Detlef hinterließ seinen Lebensmenschen Hanne Daum. Sie starb wenige Wochen nach ihm.

Dem Bürgertum entkommen

Detlef Hensche hätte überall Karriere machen können – von Herkunft und Ausbildung stand ihm vieles offen. Der Vater war selbstständiger Kaufmann, die Mutter stammte aus einer Industriellenfamilie. So studierte der Sohn in Bonn Rechts- und Staatswissenschaften, es folgten zwei Staatsexamen plus Promotion. Doch Aufrüstung, NATO-Beitritt, Antikommunismus und die fehlende Liberalität in der Adenauer-Zeit hatten ihn schon als Schüler in die Opposition geführt.

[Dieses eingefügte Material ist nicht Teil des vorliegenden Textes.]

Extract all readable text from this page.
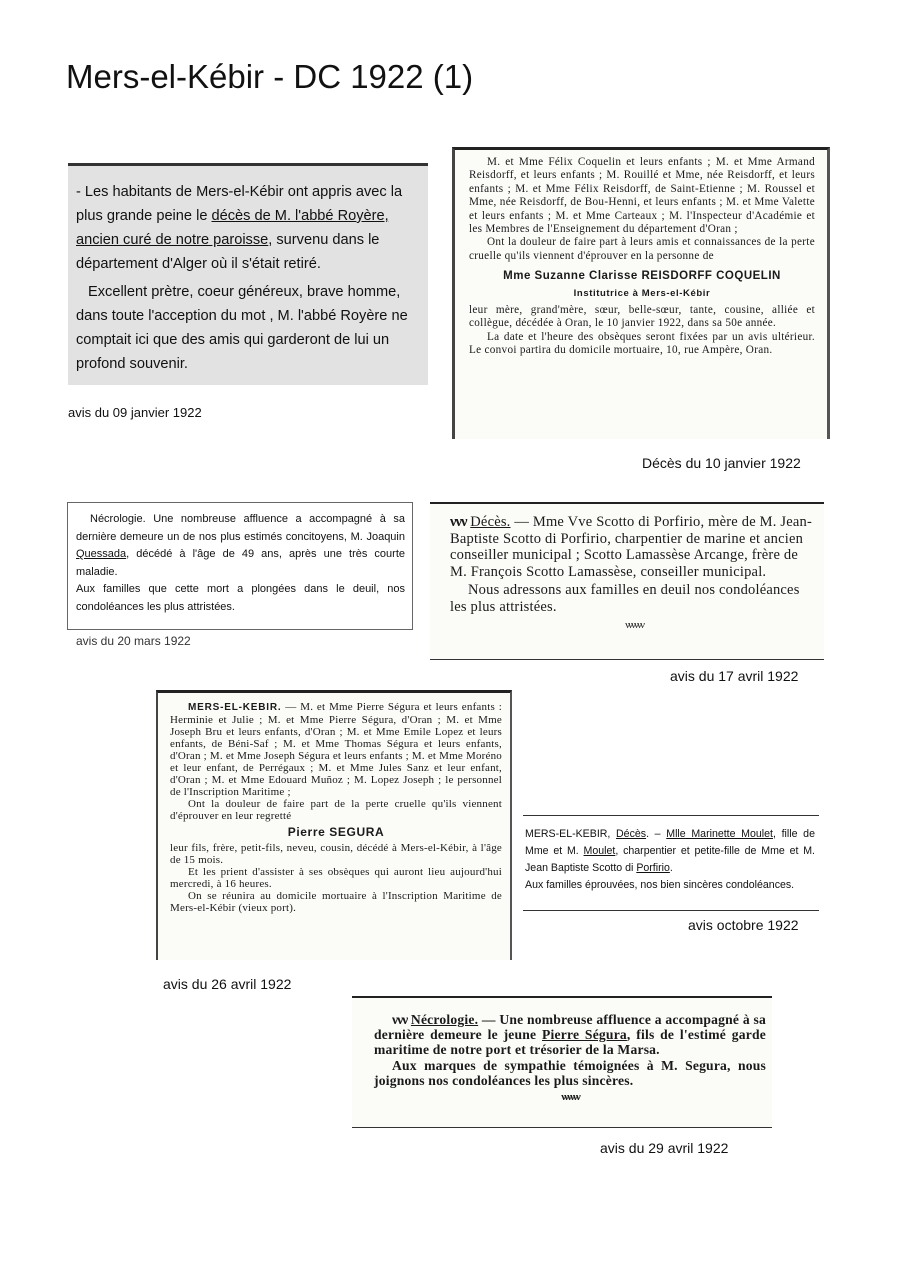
Mers-el-Kébir - DC 1922 (1)

- Les habitants de Mers-el-Kébir ont appris avec la plus grande peine le décès de M. l'abbé Royère, ancien curé de notre paroisse, survenu dans le département d'Alger où il s'était retiré.

Excellent prètre, coeur généreux, brave homme, dans toute l'acception du mot , M. l'abbé Royère ne comptait ici que des amis qui garderont de lui un profond souvenir.

avis du 09 janvier 1922

M. et Mme Félix Coquelin et leurs enfants ; M. et Mme Armand Reisdorff, et leurs enfants ; M. Rouillé et Mme, née Reisdorff, et leurs enfants ; M. et Mme Félix Reisdorff, de Saint-Etienne ; M. Roussel et Mme, née Reisdorff, de Bou-Henni, et leurs enfants ; M. et Mme Valette et leurs enfants ; M. et Mme Carteaux ; M. l'Inspecteur d'Académie et les Membres de l'Enseignement du département d'Oran ;

Ont la douleur de faire part à leurs amis et connaissances de la perte cruelle qu'ils viennent d'éprouver en la personne de

Mme Suzanne Clarisse REISDORFF COQUELIN

Institutrice à Mers-el-Kébir

leur mère, grand'mère, sœur, belle-sœur, tante, cousine, alliée et collègue, décédée à Oran, le 10 janvier 1922, dans sa 50e année.

La date et l'heure des obsèques seront fixées par un avis ultérieur. Le convoi partira du domicile mortuaire, 10, rue Ampère, Oran.

Décès du 10 janvier 1922

Nécrologie. Une nombreuse affluence a accompagné à sa dernière demeure un de nos plus estimés concitoyens, M. Joaquin Quessada, décédé à l'âge de 49 ans, après une très courte maladie.

Aux familles que cette mort a plongées dans le deuil, nos condoléances les plus attristées.

avis du 20 mars 1922

ννν Décès. — Mme Vve Scotto di Porfirio, mère de M. Jean-Baptiste Scotto di Porfirio, charpentier de marine et ancien conseiller municipal ; Scotto Lamassèse Arcange, frère de M. François Scotto Lamassèse, conseiller municipal.

Nous adressons aux familles en deuil nos condoléances les plus attristées.

νννννν
avis du 17 avril 1922

MERS-EL-KEBIR. — M. et Mme Pierre Ségura et leurs enfants : Herminie et Julie ; M. et Mme Pierre Ségura, d'Oran ; M. et Mme Joseph Bru et leurs enfants, d'Oran ; M. et Mme Emile Lopez et leurs enfants, de Béni-Saf ; M. et Mme Thomas Ségura et leurs enfants, d'Oran ; M. et Mme Joseph Ségura et leurs enfants ; M. et Mme Moréno et leur enfant, de Perrégaux ; M. et Mme Jules Sanz et leur enfant, d'Oran ; M. et Mme Edouard Muñoz ; M. Lopez Joseph ; le personnel de l'Inscription Maritime ;

Ont la douleur de faire part de la perte cruelle qu'ils viennent d'éprouver en leur regretté

Pierre SEGURA

leur fils, frère, petit-fils, neveu, cousin, décédé à Mers-el-Kébir, à l'âge de 15 mois.

Et les prient d'assister à ses obsèques qui auront lieu aujourd'hui mercredi, à 16 heures.

On se réunira au domicile mortuaire à l'Inscription Maritime de Mers-el-Kébir (vieux port).

avis du 26 avril 1922

MERS-EL-KEBIR, Décès. – Mlle Marinette Moulet, fille de Mme et M. Moulet, charpentier et petite-fille de Mme et M. Jean Baptiste Scotto di Porfirio.

Aux familles éprouvées, nos bien sincères condoléances.

avis octobre 1922

ννν Nécrologie. — Une nombreuse affluence a accompagné à sa dernière demeure le jeune Pierre Ségura, fils de l'estimé garde maritime de notre port et trésorier de la Marsa.

Aux marques de sympathie témoignées à M. Segura, nous joignons nos condoléances les plus sincères.

νννννν
avis du 29 avril 1922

Hensche trat mit 25 Jahren in die SPD ein (verließ sie 40 Jahre später und wurde Mitglied der Partei Die Linke), arbeitete zunächst beim Deutschen Gewerkschaftsbund (DGB) und wechselte 1976 in den Vorstand der IG Druck und Papier, eine »sehr selbst- bewusste, tarifpolitisch erfolgreiche Facharbeitergewerkschaft, die sich selbst am linken Rand im DGB-Spektrum verortete.« Von 1992 bis 2001 war er Vorsitzender der IG Medien, arbeitete maßgeblich an der Gründung der neuen Gewerkschaft ver.di mit, kandidierte jedoch nicht mehr für den Vorstand.